Nous sommes en pleine révolution de conscience. Lors des dernières années, des généticiens, des neuroscientifiques, des psychologues, des sociologues, des économistes, des anthropologues et d’autres ont fait de grandes avancées pour comprendre les fondements du développement humain. L’une des découvertes majeures de leur travail est que nous ne sommes pas le produit primaire de notre pensée consciente. Nous sommes d’abord le produit de la pensée qui survient en-dessous du niveau de conscience.[1]

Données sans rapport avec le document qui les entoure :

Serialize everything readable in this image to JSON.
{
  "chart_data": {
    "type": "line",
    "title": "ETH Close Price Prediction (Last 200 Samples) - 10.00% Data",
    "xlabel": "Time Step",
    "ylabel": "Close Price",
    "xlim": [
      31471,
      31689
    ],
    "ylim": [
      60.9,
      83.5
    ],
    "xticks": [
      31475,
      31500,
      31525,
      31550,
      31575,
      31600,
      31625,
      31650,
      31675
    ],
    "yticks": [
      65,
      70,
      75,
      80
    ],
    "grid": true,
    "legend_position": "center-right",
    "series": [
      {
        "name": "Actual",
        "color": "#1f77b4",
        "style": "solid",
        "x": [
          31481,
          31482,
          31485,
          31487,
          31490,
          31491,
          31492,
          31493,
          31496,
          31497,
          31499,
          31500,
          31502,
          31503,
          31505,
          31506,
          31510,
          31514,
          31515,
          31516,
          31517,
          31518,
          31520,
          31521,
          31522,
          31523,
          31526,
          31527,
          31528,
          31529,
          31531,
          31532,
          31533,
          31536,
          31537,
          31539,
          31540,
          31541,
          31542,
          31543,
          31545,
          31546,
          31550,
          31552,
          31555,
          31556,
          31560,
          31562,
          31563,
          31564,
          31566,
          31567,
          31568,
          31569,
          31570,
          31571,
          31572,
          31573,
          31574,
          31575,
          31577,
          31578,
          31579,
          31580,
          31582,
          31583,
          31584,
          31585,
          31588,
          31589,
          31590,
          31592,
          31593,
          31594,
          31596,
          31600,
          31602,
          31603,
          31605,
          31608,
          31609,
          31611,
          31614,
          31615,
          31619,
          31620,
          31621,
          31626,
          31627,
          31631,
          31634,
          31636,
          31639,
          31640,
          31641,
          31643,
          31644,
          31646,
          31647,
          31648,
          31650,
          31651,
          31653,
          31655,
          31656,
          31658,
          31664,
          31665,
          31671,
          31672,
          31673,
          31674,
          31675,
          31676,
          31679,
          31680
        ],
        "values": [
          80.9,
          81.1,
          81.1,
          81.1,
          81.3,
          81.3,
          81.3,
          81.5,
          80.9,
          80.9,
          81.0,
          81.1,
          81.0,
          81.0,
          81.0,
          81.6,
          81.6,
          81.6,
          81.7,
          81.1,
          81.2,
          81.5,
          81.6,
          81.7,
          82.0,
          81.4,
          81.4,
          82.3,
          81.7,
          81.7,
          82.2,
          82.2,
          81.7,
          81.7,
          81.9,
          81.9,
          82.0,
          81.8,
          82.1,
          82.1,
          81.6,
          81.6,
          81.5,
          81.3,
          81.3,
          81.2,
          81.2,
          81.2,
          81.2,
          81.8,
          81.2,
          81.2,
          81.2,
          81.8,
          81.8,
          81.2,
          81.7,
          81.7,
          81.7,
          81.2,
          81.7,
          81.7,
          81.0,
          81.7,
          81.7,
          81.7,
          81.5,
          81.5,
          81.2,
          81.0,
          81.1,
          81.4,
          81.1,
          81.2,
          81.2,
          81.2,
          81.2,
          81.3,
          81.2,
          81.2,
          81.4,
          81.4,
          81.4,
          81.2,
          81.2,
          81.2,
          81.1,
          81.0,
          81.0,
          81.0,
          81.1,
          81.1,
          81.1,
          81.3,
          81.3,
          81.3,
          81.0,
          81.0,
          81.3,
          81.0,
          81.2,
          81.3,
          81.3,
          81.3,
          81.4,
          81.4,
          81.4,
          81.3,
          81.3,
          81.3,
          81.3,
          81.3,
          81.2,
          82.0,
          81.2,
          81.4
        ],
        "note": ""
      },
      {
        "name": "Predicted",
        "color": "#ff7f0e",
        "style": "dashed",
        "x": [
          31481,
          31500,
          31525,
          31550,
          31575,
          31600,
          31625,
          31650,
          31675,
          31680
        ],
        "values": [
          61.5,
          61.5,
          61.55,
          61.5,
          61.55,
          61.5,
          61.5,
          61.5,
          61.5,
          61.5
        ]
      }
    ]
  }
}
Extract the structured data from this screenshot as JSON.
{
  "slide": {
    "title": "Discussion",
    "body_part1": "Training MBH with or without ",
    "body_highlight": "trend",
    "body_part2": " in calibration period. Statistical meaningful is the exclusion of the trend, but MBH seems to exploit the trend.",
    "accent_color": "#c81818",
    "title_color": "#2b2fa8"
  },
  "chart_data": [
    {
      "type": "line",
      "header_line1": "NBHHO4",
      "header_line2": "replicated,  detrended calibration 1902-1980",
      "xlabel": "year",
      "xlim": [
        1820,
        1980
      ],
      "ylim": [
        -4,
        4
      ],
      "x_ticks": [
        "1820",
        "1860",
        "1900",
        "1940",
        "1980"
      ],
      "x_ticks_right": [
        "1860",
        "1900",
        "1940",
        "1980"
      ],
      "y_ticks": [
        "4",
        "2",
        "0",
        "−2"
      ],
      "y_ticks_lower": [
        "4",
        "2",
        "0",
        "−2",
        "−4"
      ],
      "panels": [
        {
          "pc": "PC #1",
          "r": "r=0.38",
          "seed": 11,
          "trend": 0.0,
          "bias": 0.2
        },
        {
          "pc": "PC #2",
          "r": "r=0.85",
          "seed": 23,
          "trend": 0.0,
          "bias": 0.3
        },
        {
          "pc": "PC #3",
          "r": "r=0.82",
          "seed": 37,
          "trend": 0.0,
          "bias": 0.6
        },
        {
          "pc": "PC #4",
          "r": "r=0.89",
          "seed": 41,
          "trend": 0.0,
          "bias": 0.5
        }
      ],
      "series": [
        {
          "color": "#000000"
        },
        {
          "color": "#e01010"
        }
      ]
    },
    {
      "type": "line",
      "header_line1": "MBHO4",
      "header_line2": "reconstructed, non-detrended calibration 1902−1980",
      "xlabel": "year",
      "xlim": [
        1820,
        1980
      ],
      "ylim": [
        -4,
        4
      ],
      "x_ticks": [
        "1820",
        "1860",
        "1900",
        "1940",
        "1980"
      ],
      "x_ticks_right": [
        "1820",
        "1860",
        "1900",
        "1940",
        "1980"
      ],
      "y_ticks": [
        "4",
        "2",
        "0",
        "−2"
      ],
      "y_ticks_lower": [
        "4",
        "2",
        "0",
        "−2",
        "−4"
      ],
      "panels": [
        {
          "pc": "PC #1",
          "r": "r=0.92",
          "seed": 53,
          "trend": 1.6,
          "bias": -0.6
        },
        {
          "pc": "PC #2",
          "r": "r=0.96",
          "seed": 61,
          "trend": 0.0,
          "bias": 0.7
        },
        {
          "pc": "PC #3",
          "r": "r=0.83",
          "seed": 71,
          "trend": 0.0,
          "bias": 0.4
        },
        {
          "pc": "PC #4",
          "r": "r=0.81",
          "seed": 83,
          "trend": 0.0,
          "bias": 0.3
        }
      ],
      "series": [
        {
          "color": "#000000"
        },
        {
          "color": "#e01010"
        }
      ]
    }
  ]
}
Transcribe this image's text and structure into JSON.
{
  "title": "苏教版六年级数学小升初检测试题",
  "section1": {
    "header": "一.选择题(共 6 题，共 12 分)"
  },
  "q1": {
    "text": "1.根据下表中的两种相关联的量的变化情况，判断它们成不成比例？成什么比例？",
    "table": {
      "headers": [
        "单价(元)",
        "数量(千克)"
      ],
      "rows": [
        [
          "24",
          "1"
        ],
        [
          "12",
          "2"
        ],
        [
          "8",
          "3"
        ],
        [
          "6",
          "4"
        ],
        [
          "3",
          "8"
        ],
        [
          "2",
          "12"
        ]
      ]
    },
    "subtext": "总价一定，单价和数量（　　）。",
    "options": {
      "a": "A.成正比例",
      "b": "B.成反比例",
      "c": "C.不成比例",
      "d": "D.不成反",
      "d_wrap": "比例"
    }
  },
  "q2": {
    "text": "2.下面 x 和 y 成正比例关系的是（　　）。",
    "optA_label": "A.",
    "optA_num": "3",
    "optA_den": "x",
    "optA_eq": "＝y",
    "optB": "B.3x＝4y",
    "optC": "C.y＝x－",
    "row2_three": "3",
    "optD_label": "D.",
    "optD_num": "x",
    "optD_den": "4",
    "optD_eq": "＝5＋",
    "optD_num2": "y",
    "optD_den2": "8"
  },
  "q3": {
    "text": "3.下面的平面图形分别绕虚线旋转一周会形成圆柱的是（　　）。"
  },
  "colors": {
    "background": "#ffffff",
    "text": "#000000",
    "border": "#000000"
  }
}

Trop de choses se produisent dans l’esprit pour que nous en soyons pleinement conscients. Timothy Wilson de l’université de Virginie estime que l’esprit humain peut absorber 11 millions d’informations à tout moment. Nous pouvons être conscient de seulement une minuscule fraction de cela. Une grande partie de ce qui se produit mentalement se situe en-dessous du seuil de conscience.

Un résultat de la nouvelle neuroscience est que nous prenons conscience de l’influence colossale de l’émotion dans la prise de décision. En France, les Lumières ont mis l’accent sur le rôle de la raison, percevant l’émotion comme une distraction et une distorsion. Nous savons désormais à quel point cela est scientifiquement faux.

Antonio Damasio, dans L’erreur de Descartes, raconte l’histoire d’un homme qui, suite à une tumeur, souffre de lésions sur les lobes frontaux de son cerveau. Il était connu pour son QI élevé, son niveau d’instruction et son excellente mémoire. Mais après une opération pour retirer la tumeur, sa vie a pris une mauvaise tournure. Il devint incapable de gérer son temps. Il fit de mauvais investissements qui lui coûtèrent ses économies. Il divorça d’avec sa femme, se maria à nouveau, puis divorça à nouveau rapidement. Il pouvait toujours raisonner parfaitement, mais il avait perdu la capacité de ressentir des émotions. Ainsi, il était incapable de faire des choix sensibles.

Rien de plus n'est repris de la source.